In Florida, advisers Gaston Abello and Felix Jaimovich joined Morgan Stanley's Aventura office from Bank of America Corp's Merrill Lynch. The advisers had an annual revenue production of $2.1 million and managed $165 million in client assets. They report to complex manager Bill Van Scoyoc.
Also on the move in Florida, advisers William Seabrook and Kathleen Chiappone joined Morgan Stanley's Orlando office from Wells Fargo Advisors, the brokerage owned by Wells Fargo & Co. The advisers, who report to branch manager Derek Tangeman, had an annual revenue production of $1.8 million.
In Pennsylvania, advisers Paul Emrick, Troy Hottenstein and Scott Holland joined Morgan Stanley's private wealth management group in Philadelphia from JP Morgan's private banking division.
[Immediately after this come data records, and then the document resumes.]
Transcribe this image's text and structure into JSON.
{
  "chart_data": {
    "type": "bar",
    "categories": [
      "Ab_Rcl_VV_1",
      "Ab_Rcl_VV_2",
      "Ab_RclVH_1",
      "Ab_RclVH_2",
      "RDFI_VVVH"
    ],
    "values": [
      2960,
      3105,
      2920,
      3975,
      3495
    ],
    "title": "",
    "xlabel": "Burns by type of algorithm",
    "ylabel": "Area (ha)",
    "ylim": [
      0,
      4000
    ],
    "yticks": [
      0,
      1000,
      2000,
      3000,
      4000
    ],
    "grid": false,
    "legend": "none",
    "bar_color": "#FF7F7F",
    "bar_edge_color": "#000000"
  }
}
The advisers managed $400 million in client assets and had an annual revenue production of $3.7 million. They report to complex manager Rick Frick.
Morgan Stanley's private wealth management group caters to ultra-high-net-worth clients with $20 million or more in investable assets.
Also on the move in Pennsylvania, advisers Robert Iocco and Francis Ciocari joined Morgan Stanley's Blue Bell office from Merrill Lynch. The advisers managed more than $200 million in client assets and had an annual revenue production of $1.6 million.
Morgan Stanley Wealth Management, which is partially owned by Citigroup, was formed out of the merger of Morgan Stanley's wealth unit and Citi's Smith Barney in 2009.
The brokerage is often neck-and-neck with Merrill Lynch in size, followed by Wells Fargo Advisors and UBS AG's Wealth Management Americas. The four firms often vie for the same pool of top U.S. advisers.
JP Morgan and Wells Fargo declined to comment on the departures. Bank of America did not immediately return a request for comment.